3) Concentration method: take 2ml of venous blood, inject a 0.4ml anticoagulant test tube, add distilled water 8~10ml, hemolyze and then centrifuge to precipitate, pour the liquid, add N/20 sodium oxychloride 8~10ml, mix Place it for 5 to 10 minutes, centrifuge, discard the liquid, and take a sedimentation microscopy. The positive rate of this method is high.

4) Daytime trapping method: 100mg of oral sea group was taken during the day, and blood was taken at 15, 30, 60 minutes.

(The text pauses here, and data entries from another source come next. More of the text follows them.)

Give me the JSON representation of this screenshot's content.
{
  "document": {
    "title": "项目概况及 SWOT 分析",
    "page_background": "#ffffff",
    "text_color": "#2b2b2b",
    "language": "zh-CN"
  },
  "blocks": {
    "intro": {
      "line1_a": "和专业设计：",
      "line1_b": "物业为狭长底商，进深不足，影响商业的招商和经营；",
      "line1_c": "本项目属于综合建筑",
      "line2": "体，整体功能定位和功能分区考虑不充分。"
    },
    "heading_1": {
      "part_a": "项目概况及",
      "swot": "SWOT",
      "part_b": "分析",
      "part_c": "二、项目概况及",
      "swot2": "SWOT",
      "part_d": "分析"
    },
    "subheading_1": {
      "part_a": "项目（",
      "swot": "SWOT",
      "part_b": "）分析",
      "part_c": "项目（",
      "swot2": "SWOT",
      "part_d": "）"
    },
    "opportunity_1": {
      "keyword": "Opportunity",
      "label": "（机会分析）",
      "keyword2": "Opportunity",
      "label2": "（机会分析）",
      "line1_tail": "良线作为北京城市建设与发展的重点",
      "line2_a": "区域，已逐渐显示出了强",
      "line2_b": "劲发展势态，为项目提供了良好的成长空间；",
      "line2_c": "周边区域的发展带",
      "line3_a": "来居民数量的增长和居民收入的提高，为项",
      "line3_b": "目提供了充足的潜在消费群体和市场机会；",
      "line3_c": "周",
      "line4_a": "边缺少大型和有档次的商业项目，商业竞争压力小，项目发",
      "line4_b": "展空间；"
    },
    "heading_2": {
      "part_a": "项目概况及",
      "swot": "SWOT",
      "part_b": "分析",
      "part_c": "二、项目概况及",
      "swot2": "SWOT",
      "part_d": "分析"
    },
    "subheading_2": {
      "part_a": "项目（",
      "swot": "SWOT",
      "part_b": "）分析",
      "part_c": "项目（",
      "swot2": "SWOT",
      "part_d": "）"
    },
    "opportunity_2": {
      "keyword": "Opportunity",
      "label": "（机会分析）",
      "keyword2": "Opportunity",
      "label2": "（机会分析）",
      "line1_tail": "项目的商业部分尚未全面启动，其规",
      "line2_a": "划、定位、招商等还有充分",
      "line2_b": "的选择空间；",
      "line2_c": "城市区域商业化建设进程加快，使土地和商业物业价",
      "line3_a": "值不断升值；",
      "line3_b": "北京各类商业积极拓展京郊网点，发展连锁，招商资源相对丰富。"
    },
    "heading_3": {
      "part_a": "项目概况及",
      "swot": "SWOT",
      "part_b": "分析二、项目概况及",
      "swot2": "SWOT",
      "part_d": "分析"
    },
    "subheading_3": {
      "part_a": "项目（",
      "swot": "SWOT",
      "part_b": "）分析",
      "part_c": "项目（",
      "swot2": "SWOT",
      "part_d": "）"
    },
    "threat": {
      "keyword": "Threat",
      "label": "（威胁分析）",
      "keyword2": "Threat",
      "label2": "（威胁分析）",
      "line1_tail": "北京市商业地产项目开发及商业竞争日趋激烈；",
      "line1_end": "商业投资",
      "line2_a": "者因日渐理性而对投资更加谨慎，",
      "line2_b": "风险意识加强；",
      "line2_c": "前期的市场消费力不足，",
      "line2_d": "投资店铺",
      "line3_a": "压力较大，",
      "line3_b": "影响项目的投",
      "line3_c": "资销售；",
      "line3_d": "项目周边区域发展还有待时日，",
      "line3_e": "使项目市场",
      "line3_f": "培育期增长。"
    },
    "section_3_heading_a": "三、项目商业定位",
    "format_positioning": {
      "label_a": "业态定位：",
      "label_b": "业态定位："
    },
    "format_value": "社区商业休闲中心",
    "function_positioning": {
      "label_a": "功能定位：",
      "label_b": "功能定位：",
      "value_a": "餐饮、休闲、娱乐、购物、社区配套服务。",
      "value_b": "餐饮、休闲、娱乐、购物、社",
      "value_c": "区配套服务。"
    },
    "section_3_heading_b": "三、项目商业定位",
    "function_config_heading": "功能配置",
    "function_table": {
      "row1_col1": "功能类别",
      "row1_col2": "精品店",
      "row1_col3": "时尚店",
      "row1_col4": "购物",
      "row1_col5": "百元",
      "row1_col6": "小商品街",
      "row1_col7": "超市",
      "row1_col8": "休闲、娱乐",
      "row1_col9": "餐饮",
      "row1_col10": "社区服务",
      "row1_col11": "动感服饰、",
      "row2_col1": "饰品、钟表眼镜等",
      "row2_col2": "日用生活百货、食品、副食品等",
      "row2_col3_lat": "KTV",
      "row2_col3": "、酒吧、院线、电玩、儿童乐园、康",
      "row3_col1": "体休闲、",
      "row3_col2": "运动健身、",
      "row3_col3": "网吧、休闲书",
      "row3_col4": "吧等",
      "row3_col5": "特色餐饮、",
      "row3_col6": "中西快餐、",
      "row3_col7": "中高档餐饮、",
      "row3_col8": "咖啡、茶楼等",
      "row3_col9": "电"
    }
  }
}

(2) chyluria and lymphatic urine examination: chyluria should be added with ether (5ml urine + 2ml ether) in a test tube, the fat is dissolved, the ether is discarded, diluted with water and centrifuged. Lymphatic urine is easy to coagulate, anticoagulant should be added first, then directly smear or diluted with water 10 times centrifugal microscopy.

(3) Body fluid and urine examination Microfilaria: Microfilariae can also be found in various body fluids and urine, so microfilaria can be found in hydrocele, lymph, ascites, chyluria and urine. Direct smear of the above body fluids may be taken, staining microscopic examination; or by centrifugation concentration method, membrane filtration concentration method and the like. The liquid containing chyle can be added with ether to fully dissolve the fat, remove the fat layer above, dilute with water 10 times, centrifuge at 1500-2000 rpm for 3 to 5 minutes, and take a sediment microscopy.

(4) biopsy blood microfilaria examination negative patients may take subcutaneous nodules, superficial lymph nodes, epididymal nodules and other disease tissue biopsy to determine the diagnosis.

(2) Immunodiagnosis can be used as an auxiliary diagnosis for the detection of filarial antibodies and antigens in serum, including intradermal tests, indirect immunofluorescent antibody tests, complement fixation tests, enzyme-linked immunosorbent assays, and the like. Specificity is limited due to cross-reactivity with other nematodes.

Diagnosis

Diagnosis and identification of filariasis

(1) Filaria chyluria is a lesion caused by urinary and abdominal lymphatic obstruction in patients with filariasis. Need to be identified with tuberculosis and tumor-causing.

(2) Lymphadenitis and lymphadenitis of filariasis are usually caused by adult colonies in the lymph nodes, and are more common in the groin, axillary fossa and axillary fossa. Should be identified with bacterial lymphangitis.

(3) Filaria epididymitis and orchitis are mainly found in filariasis. The patient consciously scrotum pain that spreads downward from the groin and can be radiated to the inside of the thigh. The testis and epididymis are enlarged. The hydrocele refers to an increase in the size of the scrotum, which is oval-shaped and the skin wrinkles disappear. Both should be differentiated from tuberculosis.

(4) The elephantiasis begins to have a confined solid edema. The skin becomes thicker and thicker, the skin wrinkles deepen, the skin has mossy changes, and the verrucous changes. It is easy to cause bacterial infection to form chronic ulcers. It should be differentiated from local lesions, tumor compression, and elephantiasis caused by surgical removal of lymphoid tissue.